New coach Scott Linehan said that two weeks ago, Faulk, who has undergone numerous such surgeries on both knees, expressed his concerns. Linehan said Faulk's agent, Rocky Arceneaux, told him again June 8 that Faulk "wasn't physically ready to go."
"Guys that have played at such a high level for so many years and have taken so many hits, sometimes it starts to wear you down a little bit," Linehan said. "He's trying to figure out how he can manage it."
Faulk, the 2000 NFL MVP, is ninth on the career rushing list with 12,279 yards, 34 yards behind Jim Brown. But he had a career-low 292 yards rushing last season and made only one start -- in the season finale when Steven Jackson was out with a hip pointer.

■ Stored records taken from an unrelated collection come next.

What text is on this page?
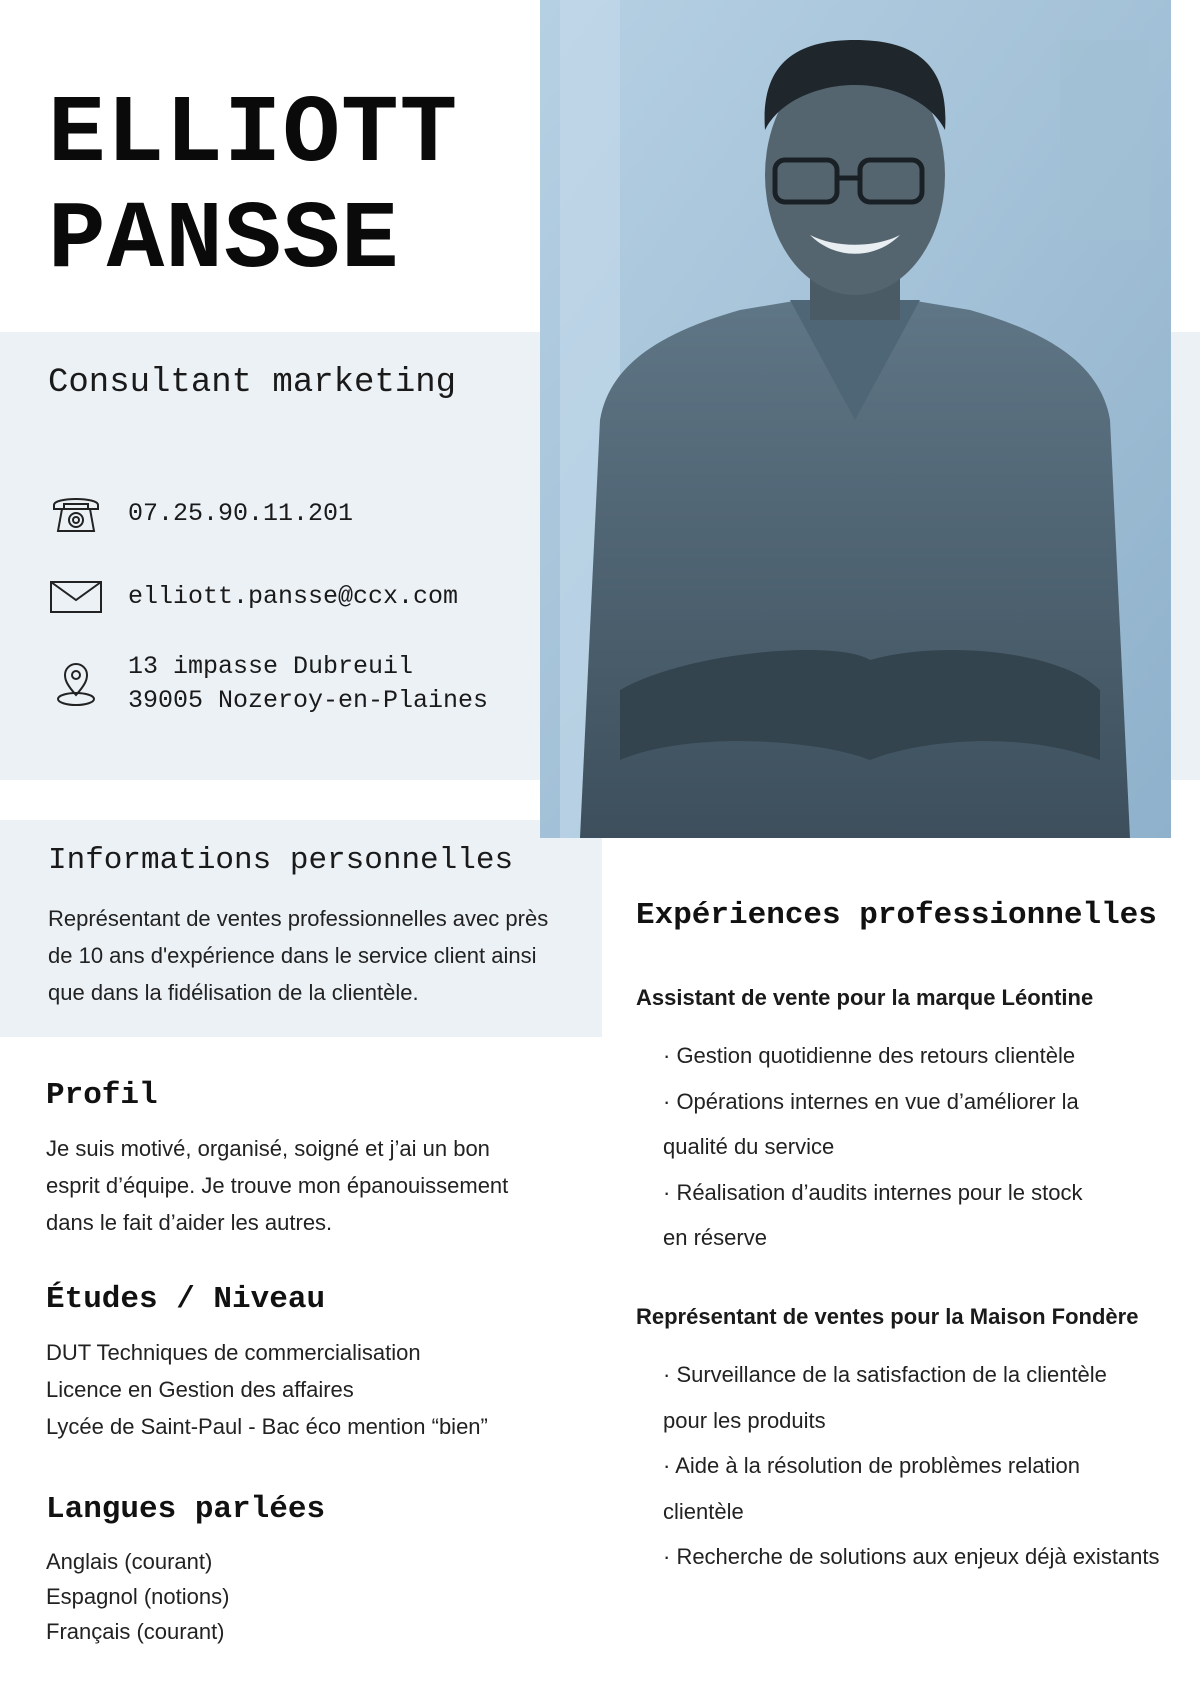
ELLIOTT
PANSSE
Consultant marketing
07.25.90.11.201
elliott.pansse@ccx.com
13 impasse Dubreuil
39005 Nozeroy-en-Plaines
Informations personnelles
Représentant de ventes professionnelles avec près de 10 ans d'expérience dans le service client ainsi que dans la fidélisation de la clientèle.
Profil
Je suis motivé, organisé, soigné et j’ai un bon esprit d’équipe. Je trouve mon épanouissement dans le fait d’aider les autres.
Études / Niveau
DUT Techniques de commercialisation
Licence en Gestion des affaires
Lycée de Saint-Paul - Bac éco mention “bien”
Langues parlées
Anglais (courant)
Espagnol (notions)
Français (courant)
Expériences professionnelles
Assistant de vente pour la marque Léontine
· Gestion quotidienne des retours clientèle
· Opérations internes en vue d’améliorer la
qualité du service
· Réalisation d’audits internes pour le stock
en réserve
Représentant de ventes pour la Maison Fondère
· Surveillance de la satisfaction de la clientèle
pour les produits
· Aide à la résolution de problèmes relation
clientèle
· Recherche de solutions aux enjeux déjà existants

Linehan said under the circumstances that he didn't mind Faulk not at least attending the meetings at the minicamp to pick up the new offense. Linehan reasoned that if Faulk had attended the camp, he would have wanted to participate even though he's not ready.
"He's dealing with something bigger than meetings," Linehan said. "I think he's coming to terms with whether he can do it.
"The competitor in him wouldn't want to be able to stand there and watch."
Faulk, 33, has been to seven Pro Bowls, has seven 1,000-yard rushing seasons and 38 100-yard games, and was the first player in NFL history to gain 2,000 yards from scrimmage in four consecutive seasons (1998-2001).
But he hasn't had a 1,000-yard season since 2001 and lost his starting job in 2004 when the Rams drafted Jackson in the first round.
Linehan said Faulk's decision has nothing to do with a change in coaching staffs. Mike Martz, under whom Faulk enjoyed his greatest success, was fired after six seasons.
"It really isn't that at all," Linehan said. "This is a personal issue because he doesn't want to play at a level he's not accustomed to playing.
"The reality is: Time does start to catch up to you."
Linehan said he hasn't begun to address the running back situation if Faulk decides to retire. The Rams signed Tony Fisher, who had 173 yards and a 2.9-yard average for the Packers last year, in the offseason, but have no other proven NFL players at running back.
"I haven't even gotten there yet," Linehan said. "We just haven't had to cross that bridge yet."